Book was never published in JapanJapan has been slow to acknowledge the scale of the atrocities, and her account sparked anger from conservative Japanese. In 1998 Japan’s ambassador to the United States created a diplomatic stir by calling Chang’s book misleading.

Her book was never published in Japan although it was translated into a number of foreign languages. “I think the right-wing assaults on the Japanese publishing houses have sent a chill across the entire industry,” she told Reuters in 2001.

Chang spent two years working on the book when she was in her late 20s, interviewing aged survivors in China. The effort gave her an unusually high profile for a young historian, and her Web site lists more than two dozen public appearances for the period between March and May this year.

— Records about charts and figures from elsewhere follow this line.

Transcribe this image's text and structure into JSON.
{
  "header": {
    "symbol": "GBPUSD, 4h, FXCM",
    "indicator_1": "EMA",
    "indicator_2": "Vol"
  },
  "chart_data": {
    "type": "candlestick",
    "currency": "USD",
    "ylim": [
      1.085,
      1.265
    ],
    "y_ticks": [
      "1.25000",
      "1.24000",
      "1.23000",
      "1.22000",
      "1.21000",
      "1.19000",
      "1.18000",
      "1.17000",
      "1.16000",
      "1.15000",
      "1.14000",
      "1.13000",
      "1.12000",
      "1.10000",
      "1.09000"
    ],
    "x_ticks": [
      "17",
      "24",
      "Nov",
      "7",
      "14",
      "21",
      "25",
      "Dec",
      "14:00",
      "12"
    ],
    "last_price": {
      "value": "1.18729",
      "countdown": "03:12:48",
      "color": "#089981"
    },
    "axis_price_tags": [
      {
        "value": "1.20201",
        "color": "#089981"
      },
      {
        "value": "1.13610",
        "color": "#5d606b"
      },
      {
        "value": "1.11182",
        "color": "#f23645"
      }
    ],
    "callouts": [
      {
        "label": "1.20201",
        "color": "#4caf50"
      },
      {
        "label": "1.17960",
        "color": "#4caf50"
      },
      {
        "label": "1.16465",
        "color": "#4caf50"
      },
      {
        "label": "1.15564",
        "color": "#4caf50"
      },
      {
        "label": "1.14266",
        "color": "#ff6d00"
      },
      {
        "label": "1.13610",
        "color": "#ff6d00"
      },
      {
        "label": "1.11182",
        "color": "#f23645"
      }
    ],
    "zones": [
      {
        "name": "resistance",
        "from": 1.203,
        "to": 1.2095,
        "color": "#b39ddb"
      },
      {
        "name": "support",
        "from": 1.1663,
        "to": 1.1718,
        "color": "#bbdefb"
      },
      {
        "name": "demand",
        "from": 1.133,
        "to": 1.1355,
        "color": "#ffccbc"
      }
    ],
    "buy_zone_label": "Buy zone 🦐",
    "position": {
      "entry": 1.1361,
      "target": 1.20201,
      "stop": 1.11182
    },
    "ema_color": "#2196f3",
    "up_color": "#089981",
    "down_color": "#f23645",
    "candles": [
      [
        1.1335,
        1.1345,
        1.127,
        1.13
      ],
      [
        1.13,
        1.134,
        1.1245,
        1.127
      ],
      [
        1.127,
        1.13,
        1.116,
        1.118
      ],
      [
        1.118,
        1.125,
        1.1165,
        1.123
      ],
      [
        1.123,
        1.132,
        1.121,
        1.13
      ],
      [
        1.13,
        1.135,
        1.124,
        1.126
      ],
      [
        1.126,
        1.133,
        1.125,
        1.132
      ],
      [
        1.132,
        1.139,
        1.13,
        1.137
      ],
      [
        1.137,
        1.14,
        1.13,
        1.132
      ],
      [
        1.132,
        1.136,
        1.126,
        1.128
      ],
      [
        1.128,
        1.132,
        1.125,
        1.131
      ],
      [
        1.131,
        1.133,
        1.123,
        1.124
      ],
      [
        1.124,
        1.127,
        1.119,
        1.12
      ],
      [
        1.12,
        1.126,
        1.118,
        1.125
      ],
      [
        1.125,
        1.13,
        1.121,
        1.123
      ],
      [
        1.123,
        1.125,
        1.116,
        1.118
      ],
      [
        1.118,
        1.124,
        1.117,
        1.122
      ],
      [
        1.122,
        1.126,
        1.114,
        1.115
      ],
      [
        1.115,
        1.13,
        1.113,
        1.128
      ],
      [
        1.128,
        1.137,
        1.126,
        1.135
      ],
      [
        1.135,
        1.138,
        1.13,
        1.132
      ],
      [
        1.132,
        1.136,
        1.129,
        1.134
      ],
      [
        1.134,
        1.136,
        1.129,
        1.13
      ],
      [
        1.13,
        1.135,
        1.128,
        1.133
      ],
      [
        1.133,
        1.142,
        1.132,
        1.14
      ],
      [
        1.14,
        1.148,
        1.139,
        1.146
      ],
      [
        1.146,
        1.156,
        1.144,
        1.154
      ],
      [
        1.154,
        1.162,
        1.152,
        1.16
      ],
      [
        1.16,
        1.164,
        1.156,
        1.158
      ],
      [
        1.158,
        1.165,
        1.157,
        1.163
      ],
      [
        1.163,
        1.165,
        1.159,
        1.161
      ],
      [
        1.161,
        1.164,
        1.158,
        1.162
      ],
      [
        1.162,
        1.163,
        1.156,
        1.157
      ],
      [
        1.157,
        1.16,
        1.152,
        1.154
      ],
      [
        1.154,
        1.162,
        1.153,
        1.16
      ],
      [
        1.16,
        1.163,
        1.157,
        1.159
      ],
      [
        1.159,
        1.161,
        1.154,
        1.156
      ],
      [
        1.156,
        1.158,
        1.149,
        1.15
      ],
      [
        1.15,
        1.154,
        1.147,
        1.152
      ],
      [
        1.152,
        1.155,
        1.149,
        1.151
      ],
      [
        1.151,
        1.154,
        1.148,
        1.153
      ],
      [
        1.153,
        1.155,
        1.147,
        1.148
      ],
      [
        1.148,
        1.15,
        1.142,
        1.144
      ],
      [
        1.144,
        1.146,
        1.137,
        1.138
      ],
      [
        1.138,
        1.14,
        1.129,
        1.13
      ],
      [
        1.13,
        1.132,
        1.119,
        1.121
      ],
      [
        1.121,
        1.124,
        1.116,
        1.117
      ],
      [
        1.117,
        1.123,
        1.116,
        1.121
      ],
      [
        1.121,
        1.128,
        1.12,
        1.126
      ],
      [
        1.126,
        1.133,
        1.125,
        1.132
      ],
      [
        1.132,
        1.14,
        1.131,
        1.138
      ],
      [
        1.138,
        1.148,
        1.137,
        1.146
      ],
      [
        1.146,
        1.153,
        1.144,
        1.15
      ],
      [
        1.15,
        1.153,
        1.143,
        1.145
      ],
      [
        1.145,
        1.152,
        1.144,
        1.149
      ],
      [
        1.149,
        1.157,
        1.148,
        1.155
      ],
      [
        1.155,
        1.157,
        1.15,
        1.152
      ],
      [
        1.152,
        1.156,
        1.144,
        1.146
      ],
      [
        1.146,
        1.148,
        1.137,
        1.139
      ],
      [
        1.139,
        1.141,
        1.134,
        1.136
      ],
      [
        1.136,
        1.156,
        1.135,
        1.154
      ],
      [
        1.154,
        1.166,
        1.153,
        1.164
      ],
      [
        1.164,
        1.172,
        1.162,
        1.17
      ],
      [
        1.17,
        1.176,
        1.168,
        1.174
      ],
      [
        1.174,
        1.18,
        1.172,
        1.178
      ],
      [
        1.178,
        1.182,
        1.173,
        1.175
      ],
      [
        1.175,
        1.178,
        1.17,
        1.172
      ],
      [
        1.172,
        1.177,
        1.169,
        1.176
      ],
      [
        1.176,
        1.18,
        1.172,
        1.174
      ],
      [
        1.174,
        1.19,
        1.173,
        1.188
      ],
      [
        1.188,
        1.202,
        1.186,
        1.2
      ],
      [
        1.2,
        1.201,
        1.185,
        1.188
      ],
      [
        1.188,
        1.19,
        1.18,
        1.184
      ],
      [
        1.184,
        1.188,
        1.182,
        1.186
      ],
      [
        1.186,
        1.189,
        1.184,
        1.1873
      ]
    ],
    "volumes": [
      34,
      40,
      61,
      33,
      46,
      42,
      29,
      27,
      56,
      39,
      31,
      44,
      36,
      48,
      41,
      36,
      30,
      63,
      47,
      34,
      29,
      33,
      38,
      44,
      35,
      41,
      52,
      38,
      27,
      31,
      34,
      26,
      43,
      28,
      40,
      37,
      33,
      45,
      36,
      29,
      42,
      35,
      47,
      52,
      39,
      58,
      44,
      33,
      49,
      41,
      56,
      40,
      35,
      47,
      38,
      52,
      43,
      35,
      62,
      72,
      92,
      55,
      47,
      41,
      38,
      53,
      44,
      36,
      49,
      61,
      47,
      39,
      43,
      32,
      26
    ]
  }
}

“A lot of people, when Iris would tour and talk about the Rape of Nanking, would come to her with their stories of unhappiness, atrocities, violence, on any side,” said Wendy Wolf, one of her editors at Viking Penguin. “It sort of opened minds to talking and sharing their own experiences.”

Her agent Rabiner said she was working most recently on a book about U.S. forces who fought on the Bataan Peninsula in the Philippines in World War Two.

Born in Princeton, New Jersey, to Chinese immigrant parents, Chang grew up in Illinois and graduated from the University of Illinois in 1989. She worked for the Associated Press wire service and the Chicago Tribune before becoming an historian full time. She lived in Sunnyvale, California.

Her most recent book was “The Chinese in America: A Narrative History.” She is survived by her husband and two-year old son.